At this seminar I took a then student of mine, Niall Flynn (now Niall O’Floinn) with me. Instead of driving with me to visit Aarvo when Friday evening was free, Niall decided to attend a class with David Gaffney and Davidine Simms teacher, Wang Hai Jun in Manchester. Aarvo recommended Wang Hai Jun strongly to me (who he knew of but had not met.) Wang Hai Jun was due to visit the West of Ireland with David Gaffney in Nov 2002. Niall had arranged an evening seminar in Galway for him when he was visiting on the Friday evening. I took this opportunity to arrange through David Gaffney a full-day seminar the following day in Limerick. After this seminar I arranged for him to visit Limerick each month to continue to teach the laojia yilu to myself and 20 or so of my students (Niall included). From this time I have studied continuously with Wang Hai Jun and only with him.

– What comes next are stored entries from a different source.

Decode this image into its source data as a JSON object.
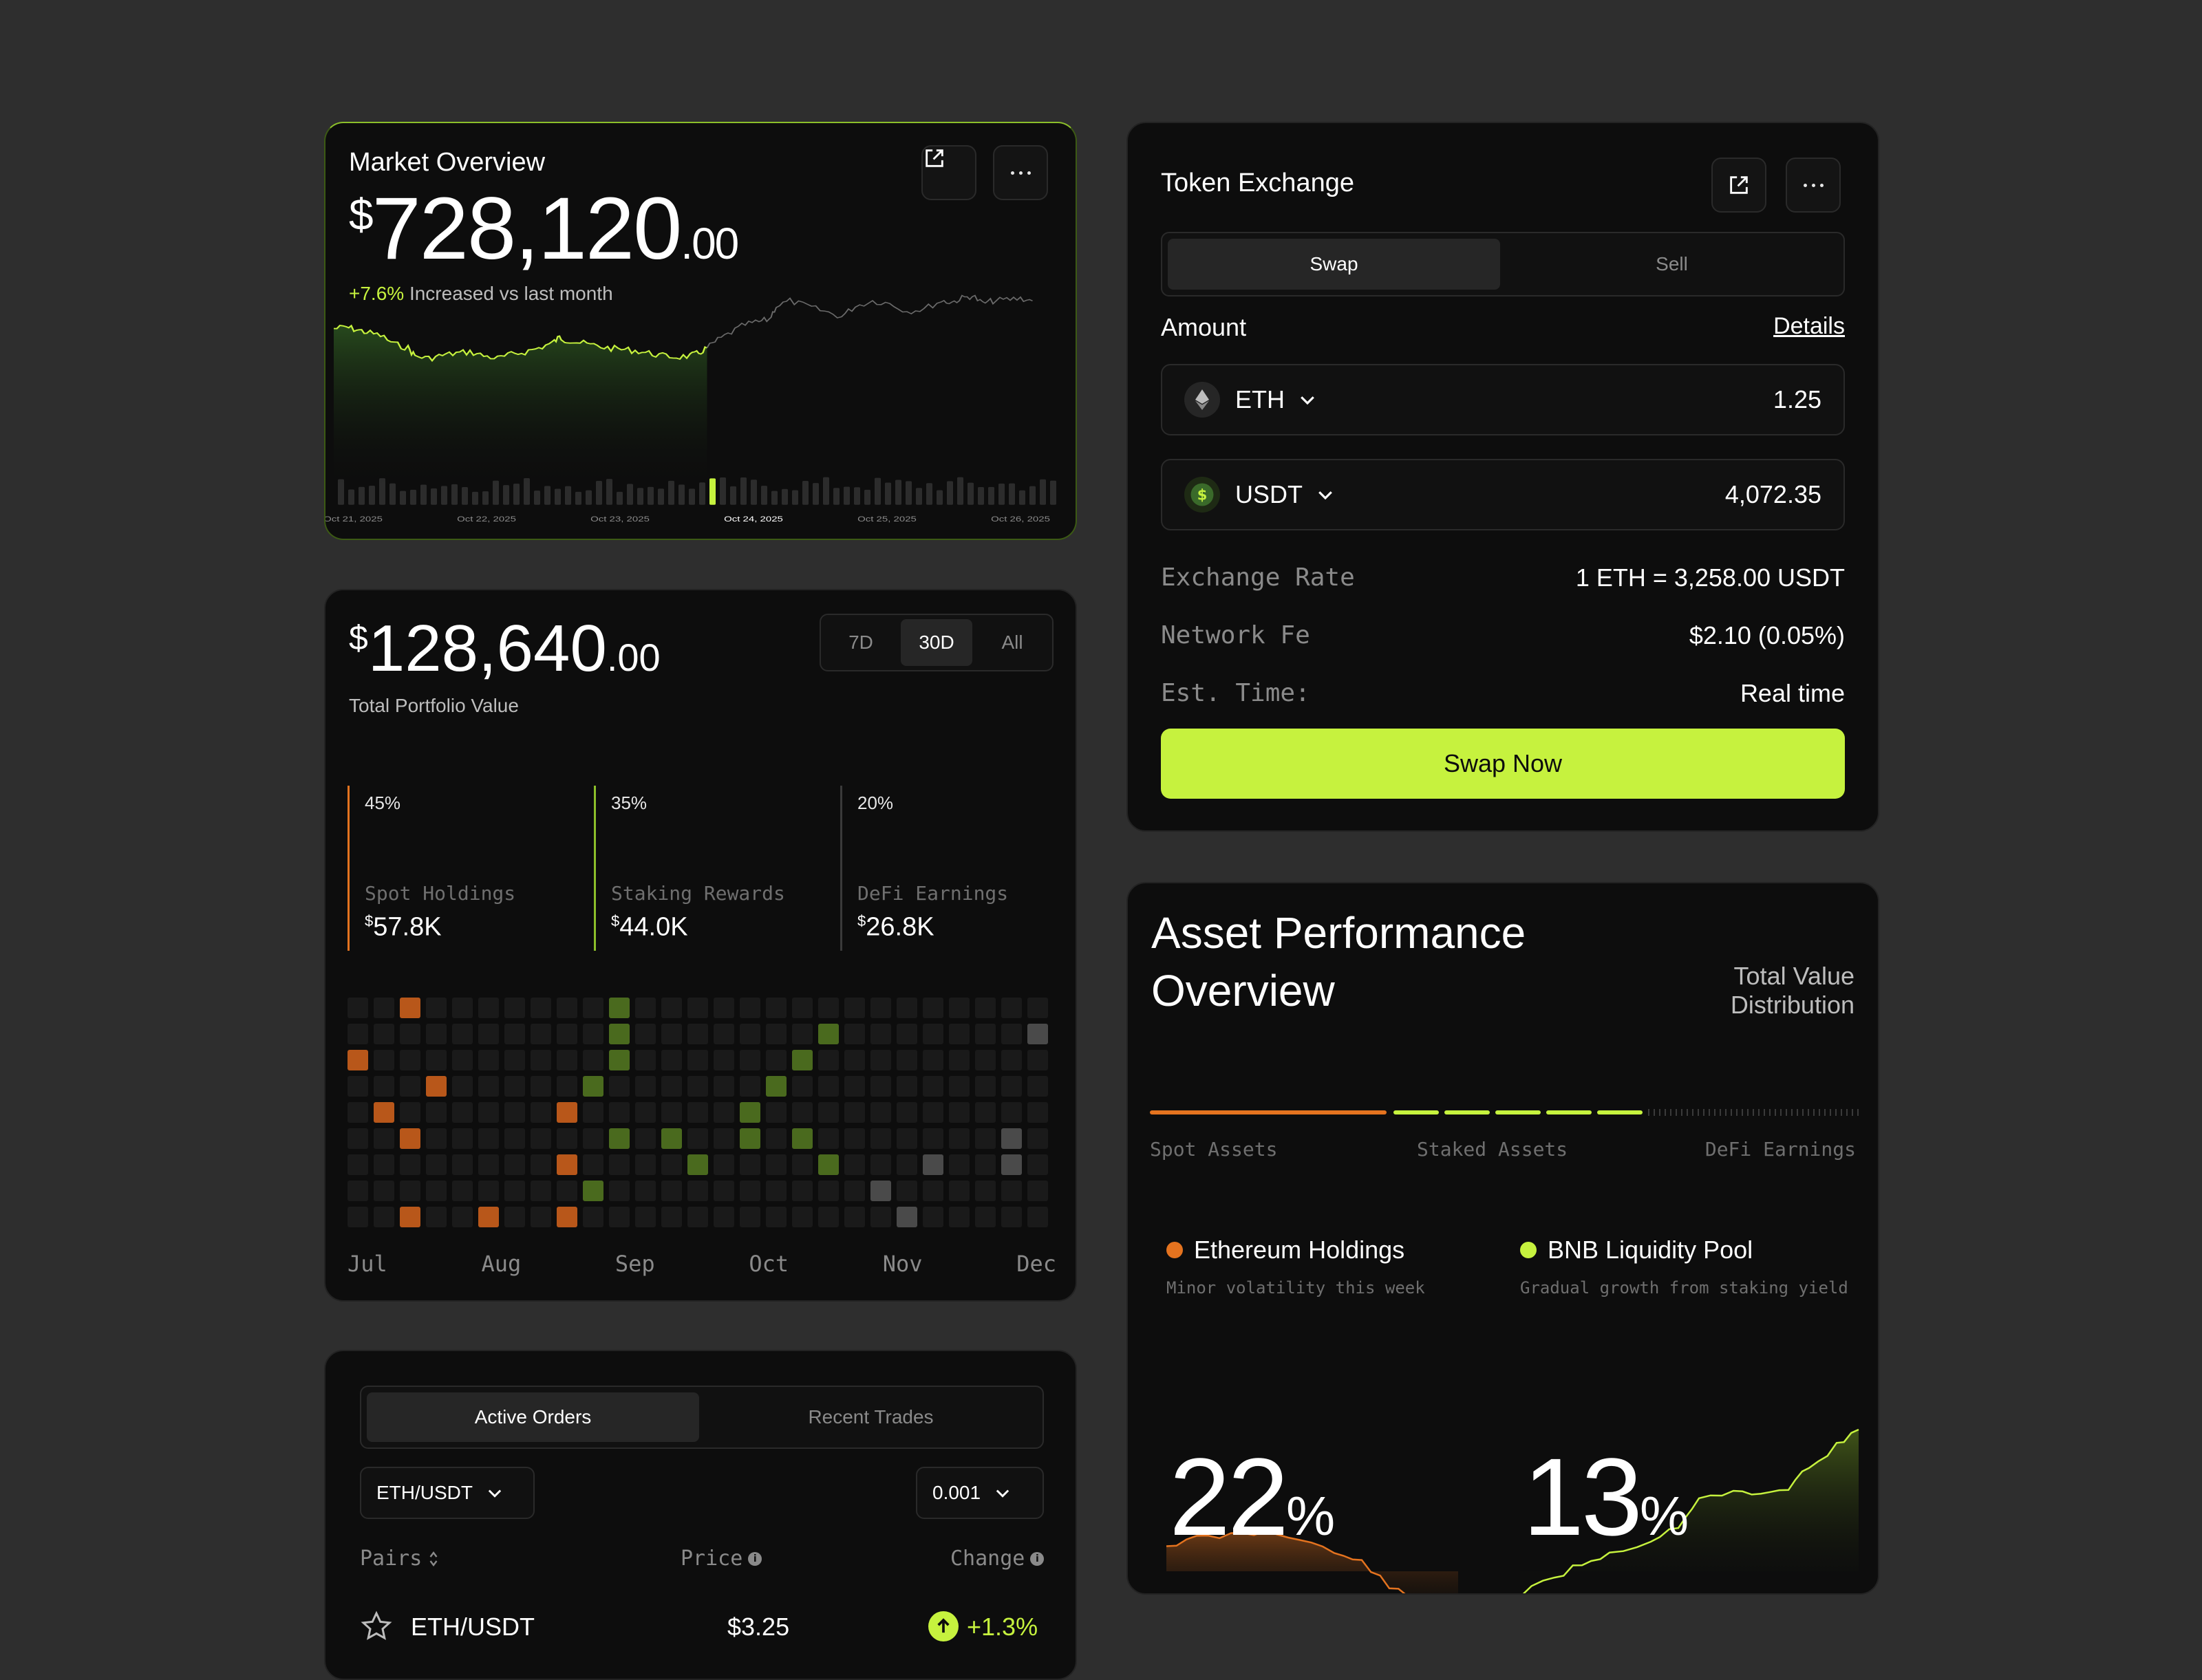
{
  "colors": {
    "accent": "#c6f23e",
    "orange": "#e4731f",
    "bg": "#2e2e2e",
    "card": "#0d0d0d"
  },
  "market": {
    "title": "Market Overview",
    "price_main": "728,120",
    "price_currency": "$",
    "price_cents": ".00",
    "change_pct": "+7.6%",
    "change_text": "Increased vs last month",
    "dates": [
      "Oct 21, 2025",
      "Oct 22, 2025",
      "Oct 23, 2025",
      "Oct 24, 2025",
      "Oct 25, 2025",
      "Oct 26, 2025"
    ],
    "icons": {
      "external": "external-link-icon",
      "more": "more-icon"
    }
  },
  "portfolio": {
    "currency": "$",
    "value_main": "128,640",
    "value_cents": ".00",
    "subtitle": "Total Portfolio Value",
    "ranges": [
      "7D",
      "30D",
      "All"
    ],
    "active_range": "30D",
    "stats": [
      {
        "pct": "45%",
        "label": "Spot Holdings",
        "value": "57.8K",
        "color": "#e4731f"
      },
      {
        "pct": "35%",
        "label": "Staking Rewards",
        "value": "44.0K",
        "color": "#c6f23e"
      },
      {
        "pct": "20%",
        "label": "DeFi Earnings",
        "value": "26.8K",
        "color": "#5a5a5a"
      }
    ],
    "months": [
      "Jul",
      "Aug",
      "Sep",
      "Oct",
      "Nov",
      "Dec"
    ]
  },
  "orders": {
    "tabs": [
      "Active Orders",
      "Recent Trades"
    ],
    "pair_select": "ETH/USDT",
    "step_select": "0.001",
    "columns": [
      "Pairs",
      "Price",
      "Change"
    ],
    "rows": [
      {
        "pair": "ETH/USDT",
        "price": "$3.25",
        "change": "+1.3%"
      }
    ]
  },
  "exchange": {
    "title": "Token Exchange",
    "tabs": [
      "Swap",
      "Sell"
    ],
    "amount_label": "Amount",
    "details_link": "Details",
    "from": {
      "token": "ETH",
      "amount": "1.25",
      "icon": "ethereum-icon"
    },
    "to": {
      "token": "USDT",
      "amount": "4,072.35",
      "icon": "dollar-icon"
    },
    "rate_label": "Exchange Rate",
    "rate_value": "1 ETH = 3,258.00 USDT",
    "fee_label": "Network Fe",
    "fee_value": "$2.10 (0.05%)",
    "time_label": "Est. Time:",
    "time_value": "Real time",
    "button": "Swap Now"
  },
  "asset": {
    "title_line1": "Asset Performance",
    "title_line2": "Overview",
    "tvd_line1": "Total Value",
    "tvd_line2": "Distribution",
    "dist_labels": [
      "Spot Assets",
      "Staked Assets",
      "DeFi Earnings"
    ],
    "items": [
      {
        "name": "Ethereum Holdings",
        "sub": "Minor volatility this week",
        "pct": "22",
        "color": "#e4731f"
      },
      {
        "name": "BNB Liquidity Pool",
        "sub": "Gradual growth from staking yield",
        "pct": "13",
        "color": "#c6f23e"
      }
    ],
    "pct_sign": "%"
  }
}
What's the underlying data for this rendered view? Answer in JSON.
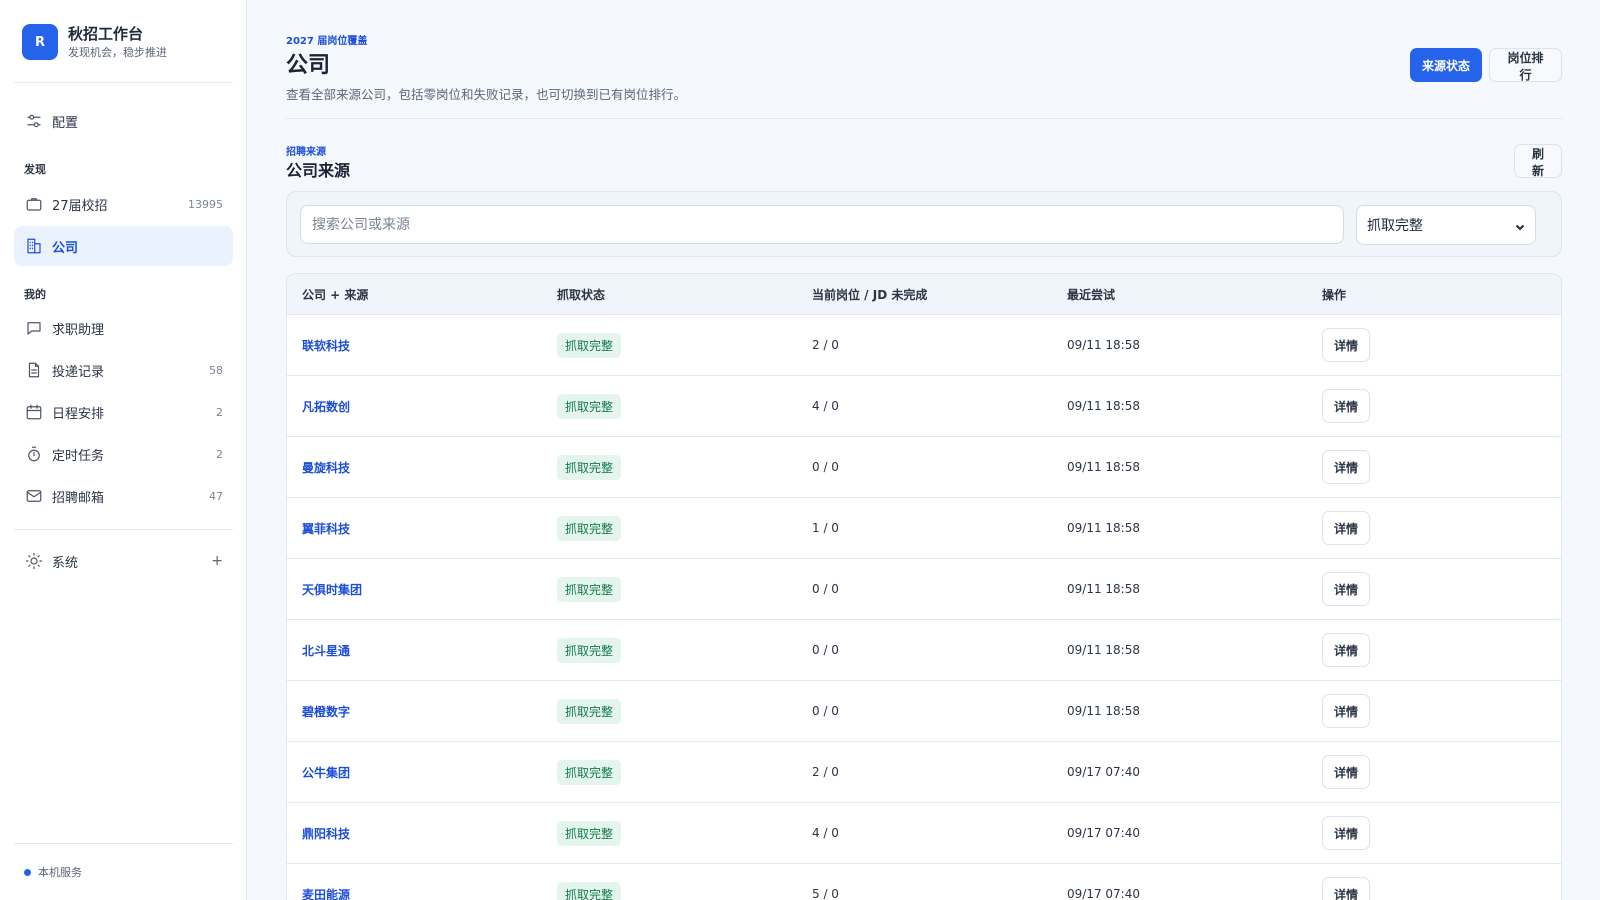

Over the past 17 years I have spent an average of 22 days each year with my teacher. I have studied more than 27 times through the laojia yilu with him from start to finish, as well as six times through the Cannon Fist, four times through the straight sword (jian,) four times through the sabre (dao), three through the halberd (guandao) and once throught the spear (qiang). I also studied twice through the 56 step form with him. As well as studying the five levels of Push Hands many times with him I have spent a significant amount if time in Push Hands with him.

Although I thought I was training intensively when I began training with Wang Hai Jun, I realised in retrospect that this was not so. The intensity of my training took several years to develop and from 2005 I was training a minimum of 5 laojia yilu each day. By 2009 this had built up to spending almost all of each year practicing 10 forms a day, peaking in the summer of 2011 at 30 forms (6 hours training) per day.

Typically I train twice per day and teach in addition to this. (As an aside I thought teaching would benefit my practice but in retrospect in some respects it has acted as a limiter to my practice. Teaching cannot count as practice.)

I have more recently had opportunities to train for a few days with Chen Zheng Lei and Chen Bing. These opportunities were about satisfying my curiosity and an interest in teaching styles.

In more recent years my personal practice has diminished due to recovery from surgery (knee arthoscopy arising from a tennis accident in my right knee and a cycling accident in my left knee both in 1984!) I continue to maintain a minimum practice of five laojia yilu each day with occasional increases when my health allows it!

Nick Gudge is a student of Wang Hai Jun and teaches predominantly chen style taijiquan (tai chi) in Limerick.